The California Building Industry Association (“CBIA”), a statewide trade association representing homebuilders, architects, trade contractors, engineers, designers and other building industry professionals, raised concerns that the proposed thresholds would make it difficult to develop urban infill projects located near existing sources of air pollution.

When BAAQMD adopted the regulations anyway CBIA filed a writ of mandate challenging the thresholds on the ground that CEQA does not require an analysis of the impacts that existing hazardous conditions will have on a new project’s occupants, or “reverse CEQA.” What followed was years of litigation in which the trial court sided with CBIA only to be reversed later by the California Court of Appeal. Ultimately, it ended in the hands of the California Supreme Court which granted review.

While the Supreme Court refused to adopt the CBIA’s term “reverse CEQA,” finding the term misleading because CEQA does in certain cases require an analysis of the effect of existing environmental conditions on a proposed project’s future residents or users, the Supreme Court nevertheless found that CEQA does not “generally” require an analysis of the impacts of existing environmental conditions on a proposed project’s future users or residents as opposed to an analysis of a proposed project’s impact on the existing environment.

Thus, OPR’s guidelines (remember those) which gives as an example of a “significant impact on the environment” “a subdivision astride an active fault line,”  the Supreme Court held, are both “clearly erroneous and unauthorized under CEQA.” The Supreme Court did not go so far as to invalidate “reverse CEQA” in its entirety (remember “reverse CEQA” only “generally” does not apply), however.

The Supreme Court noted CEQA does call for “reverse CEQA” in certain contexts such as certain airport, school, and housing projects:

Section 21096 requires a lead agency to use certain technical resources when addressing airport-related safety hazards and noise problems in EIRs for projects near airports (§ 21096, subd. (a)), and prohibits a lead agency from adopting a negative declaration without considering _whether the project will result in a safety hazard or noise problem for persons using the airport or for persons residing or working in the project area._ (§ 21096, subd. (b).) Section 21151.8 mandates certain methods to determine if school sites are located on or near sources of hazardous substances or waste or in close proximity to freeways or other operations that might emit hazardous emissions. (§ 21151.8, subd. (a), (a)(2)(A) [detailing health and safety risks and hazardous conditions and setting forth the process for consulting with air quality districts and other agencies].)
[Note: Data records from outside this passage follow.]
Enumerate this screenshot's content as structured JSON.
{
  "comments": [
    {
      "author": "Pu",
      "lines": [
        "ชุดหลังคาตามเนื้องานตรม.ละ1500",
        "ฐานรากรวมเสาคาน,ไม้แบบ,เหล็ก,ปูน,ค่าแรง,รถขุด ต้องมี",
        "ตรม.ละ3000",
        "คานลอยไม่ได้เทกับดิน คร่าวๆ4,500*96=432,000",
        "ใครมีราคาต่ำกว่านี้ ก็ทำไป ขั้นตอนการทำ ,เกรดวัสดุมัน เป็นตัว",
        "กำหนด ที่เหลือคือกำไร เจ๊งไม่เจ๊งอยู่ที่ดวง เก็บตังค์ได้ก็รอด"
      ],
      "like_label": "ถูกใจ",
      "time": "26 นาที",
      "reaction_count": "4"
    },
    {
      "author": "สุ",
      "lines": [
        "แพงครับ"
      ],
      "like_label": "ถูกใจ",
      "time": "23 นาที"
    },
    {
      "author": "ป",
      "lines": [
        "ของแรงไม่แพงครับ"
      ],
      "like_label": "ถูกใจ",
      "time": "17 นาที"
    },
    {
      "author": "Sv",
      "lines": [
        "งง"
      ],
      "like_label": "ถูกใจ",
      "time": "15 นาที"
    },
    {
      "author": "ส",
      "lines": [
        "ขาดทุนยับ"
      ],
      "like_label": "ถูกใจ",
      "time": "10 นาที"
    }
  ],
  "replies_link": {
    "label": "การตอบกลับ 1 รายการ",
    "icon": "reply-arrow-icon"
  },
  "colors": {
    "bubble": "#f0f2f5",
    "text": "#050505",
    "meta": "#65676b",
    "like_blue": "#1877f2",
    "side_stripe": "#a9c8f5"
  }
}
A separate cluster of statutes limits the availability of CEQA exemptions where future residents or users of certain housing development projects may be harmed by existing conditions. These limits on exemptions extend to projects located on sites that will expose future occupants to certain hazards and risks — including the release of hazardous substances and sites subject to wildland fire, seismic, landslide or flood hazards — unless (in some cases) the hazards and risks can be removed or mitigated to insignificant levels. (E.g., §§ 21159.21, subds. (f), (h), 21159.22, subds. (a), (b)(3) [agricultural employee housing], 21159.23, subd. (a)(2)(A) [affordable to low-income housing], 21159.24, subd. (a)(1), (3) [infill housing].) Transit priority projects are treated in similar fashion, subject to the same health and safety constraints that limit exemptions for other housing projects. (E.g., § 21155.1, subd. (a)(4), (6) [project meeting same environmental criteria, including where the project site is not subject to onsite hazardous substances or fire or seismic risk, may qualify as a sustainable communities project, which excuses further CEQA compliance].) Like the statutes governing certain school and airport construction projects, these statutes reflect an express legislative directive to consider whether existing environmental conditions might harm those who intend to occupy or use a project site.

In addition, explained the Supreme Court, CEQA also mandates “an analysis of how a project might exacerbate existing environmental hazards,” not because of the existing environment’s potential impact on a proposed project, but rather, because of the proposed project’s potential impact on the environment.

Conclusion

While the Supreme Court’s decision clarifies, at least partially (the “exacerbation of existing environmental hazards” exception may lead to its own interpretive disagreements), when a public agency is required to conduct a “reverse CEQA” analysis, the Court noted in a footnote that CEQA does not “prohibit an agency from considering – as part of an environmental review for a project it proposes to undertake – how existing conditions might impact a project’s future users or residents” (emphasis in original). So, is the decision just a pyrrhic victory for developers? We’ll have to see.